Cher Henri, je vous ai déjà parlé sur l’autre site de Pol Vandromme, et, je ne crois pas être très loin de l’esprit de vos beaux messages en citant ci-dessous un passage de ses souvenirs* dans lequel, après avoir conté son éveil d’adolescent ébloui à la littérature, ses émois et ses désenchantements (par exemple, sa joie en découvrant la bibliothèque paroissiale (à Charleroi) prise pour la caverne d’Ali Baba, sa déconvenue lorsqu’il se rend compte que le catalogue est dressé par le directeur de conscience du bibliothécaire et que par conséquent à peu près toute la grande littérature est prohibée), il évoque un autre dégrisement et ce, après la libération. Il découvre que la littérature d’après la résistance et la collaboration va très rapidement faire l’objet de procès en canonisation ou en sorcellerie et Il remarque, consterné, qu’après avoir mis à l’air ses égouts, puni ses traîtres, la société entre progressivement dans une période de liberté plus surveillée que jamais. Il ironise sur la « littérature qui allait devenir le dindon d’une farce civique ainsi qu’elle l’avait été d’une farce cléricale »… On ne peut s’empêcher de penser à tous les procès rétroactifs que l’on fait actuellement à de plus en plus de nos grands écrivains. On ne peut s’empêcher de penser aux tricoteuses qui, bien des années plus tard, ont sali Renaud Camus.

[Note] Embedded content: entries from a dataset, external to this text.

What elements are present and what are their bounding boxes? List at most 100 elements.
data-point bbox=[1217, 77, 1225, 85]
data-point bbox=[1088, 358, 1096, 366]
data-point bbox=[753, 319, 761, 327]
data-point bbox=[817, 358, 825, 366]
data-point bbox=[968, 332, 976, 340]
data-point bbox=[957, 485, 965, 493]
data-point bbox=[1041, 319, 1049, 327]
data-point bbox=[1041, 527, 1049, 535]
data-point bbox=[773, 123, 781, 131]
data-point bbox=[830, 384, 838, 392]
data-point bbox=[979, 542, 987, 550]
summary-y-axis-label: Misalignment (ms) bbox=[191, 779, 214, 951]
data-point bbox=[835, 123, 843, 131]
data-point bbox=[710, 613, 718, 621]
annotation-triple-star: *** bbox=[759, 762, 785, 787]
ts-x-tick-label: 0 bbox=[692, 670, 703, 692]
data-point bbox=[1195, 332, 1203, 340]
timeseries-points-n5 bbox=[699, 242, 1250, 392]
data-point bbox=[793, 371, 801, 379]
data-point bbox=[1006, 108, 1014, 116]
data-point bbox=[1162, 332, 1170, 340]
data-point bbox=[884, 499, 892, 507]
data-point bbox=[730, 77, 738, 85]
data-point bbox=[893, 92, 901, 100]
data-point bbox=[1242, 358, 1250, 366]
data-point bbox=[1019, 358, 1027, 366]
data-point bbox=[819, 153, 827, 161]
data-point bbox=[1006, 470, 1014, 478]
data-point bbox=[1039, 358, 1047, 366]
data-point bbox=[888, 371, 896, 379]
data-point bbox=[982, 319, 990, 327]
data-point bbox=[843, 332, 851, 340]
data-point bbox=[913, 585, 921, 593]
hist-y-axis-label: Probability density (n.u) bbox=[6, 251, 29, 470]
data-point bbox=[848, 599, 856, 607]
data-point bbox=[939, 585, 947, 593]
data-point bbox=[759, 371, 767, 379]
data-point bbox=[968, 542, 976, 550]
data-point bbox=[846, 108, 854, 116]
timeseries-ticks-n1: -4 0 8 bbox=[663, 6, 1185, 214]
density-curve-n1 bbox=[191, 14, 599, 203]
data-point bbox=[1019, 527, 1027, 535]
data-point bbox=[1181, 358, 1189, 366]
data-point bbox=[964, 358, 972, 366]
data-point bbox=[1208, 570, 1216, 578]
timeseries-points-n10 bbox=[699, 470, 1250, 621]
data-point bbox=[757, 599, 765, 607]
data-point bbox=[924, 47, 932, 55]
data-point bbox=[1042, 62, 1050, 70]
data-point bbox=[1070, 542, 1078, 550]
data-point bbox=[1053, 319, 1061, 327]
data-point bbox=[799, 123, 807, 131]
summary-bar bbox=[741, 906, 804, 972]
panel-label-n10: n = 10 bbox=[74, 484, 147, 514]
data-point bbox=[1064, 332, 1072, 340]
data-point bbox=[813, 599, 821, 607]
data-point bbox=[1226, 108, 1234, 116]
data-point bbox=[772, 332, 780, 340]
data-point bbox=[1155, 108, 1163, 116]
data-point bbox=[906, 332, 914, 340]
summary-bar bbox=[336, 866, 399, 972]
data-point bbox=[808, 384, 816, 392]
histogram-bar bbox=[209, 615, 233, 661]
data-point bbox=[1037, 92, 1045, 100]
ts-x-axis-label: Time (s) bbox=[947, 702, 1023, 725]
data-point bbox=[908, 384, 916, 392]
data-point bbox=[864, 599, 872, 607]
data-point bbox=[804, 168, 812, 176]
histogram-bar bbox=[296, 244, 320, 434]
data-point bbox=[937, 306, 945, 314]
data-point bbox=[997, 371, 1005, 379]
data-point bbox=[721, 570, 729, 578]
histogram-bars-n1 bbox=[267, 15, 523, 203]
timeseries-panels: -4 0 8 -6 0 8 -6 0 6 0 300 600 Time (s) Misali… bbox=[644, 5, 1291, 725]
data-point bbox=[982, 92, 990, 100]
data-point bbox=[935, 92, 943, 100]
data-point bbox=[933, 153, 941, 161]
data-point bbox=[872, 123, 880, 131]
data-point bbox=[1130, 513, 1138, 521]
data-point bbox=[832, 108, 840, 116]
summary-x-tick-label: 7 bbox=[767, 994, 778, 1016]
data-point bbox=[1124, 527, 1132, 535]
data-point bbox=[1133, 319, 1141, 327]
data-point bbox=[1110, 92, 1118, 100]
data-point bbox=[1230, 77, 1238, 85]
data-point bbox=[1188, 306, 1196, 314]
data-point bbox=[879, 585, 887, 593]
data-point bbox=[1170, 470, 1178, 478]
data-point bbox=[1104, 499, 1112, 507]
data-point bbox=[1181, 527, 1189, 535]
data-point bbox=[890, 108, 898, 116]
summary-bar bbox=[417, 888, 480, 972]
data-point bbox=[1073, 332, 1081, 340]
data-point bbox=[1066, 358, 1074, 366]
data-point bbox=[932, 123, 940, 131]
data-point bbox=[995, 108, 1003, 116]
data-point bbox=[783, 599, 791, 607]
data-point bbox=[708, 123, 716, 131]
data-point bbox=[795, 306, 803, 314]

« Longtemps, la liberté d’expression avait été un bloc. La laïcité ne transigeait pas là-dessus ; c’était même pourquoi elle stigmatisait l’obscurantisme des Églises. Aucune limite à la contestation. Aucune interdiction de séjour pour les idéologues, ni pour les militants, qu’ils fussent royalistes ou républicains, socialistes ou Croix-de-feu, catholiques ou francs-maçons, communistes ou fascistes. La démocratie savait faire la différence entre ses amis et ses ennemis, elle savait mieux encore ce qui la distinguait de la dictature. On n’était démocrate que si l’on tolérait les antidémocrates et si l’on s’abstenait d’entraîner les controverses au poste de police et au cabinet du juge d’instruction. Avoir mauvais goût en littérature, être odieux en politique, médire du pouvoir à mots populaciers, vitupérer ses principes, réprouver ses mœurs, ridiculiser ses grands prêtres et renverser ses idoles, ces séditions livresques n’exposaient personne au bannissement. La société ne s’estimait pas en péril de mort lorsqu’elle était moquée par les chansonniers, contredite par les journalistes d’opposition, secouée par les pamphlétaires.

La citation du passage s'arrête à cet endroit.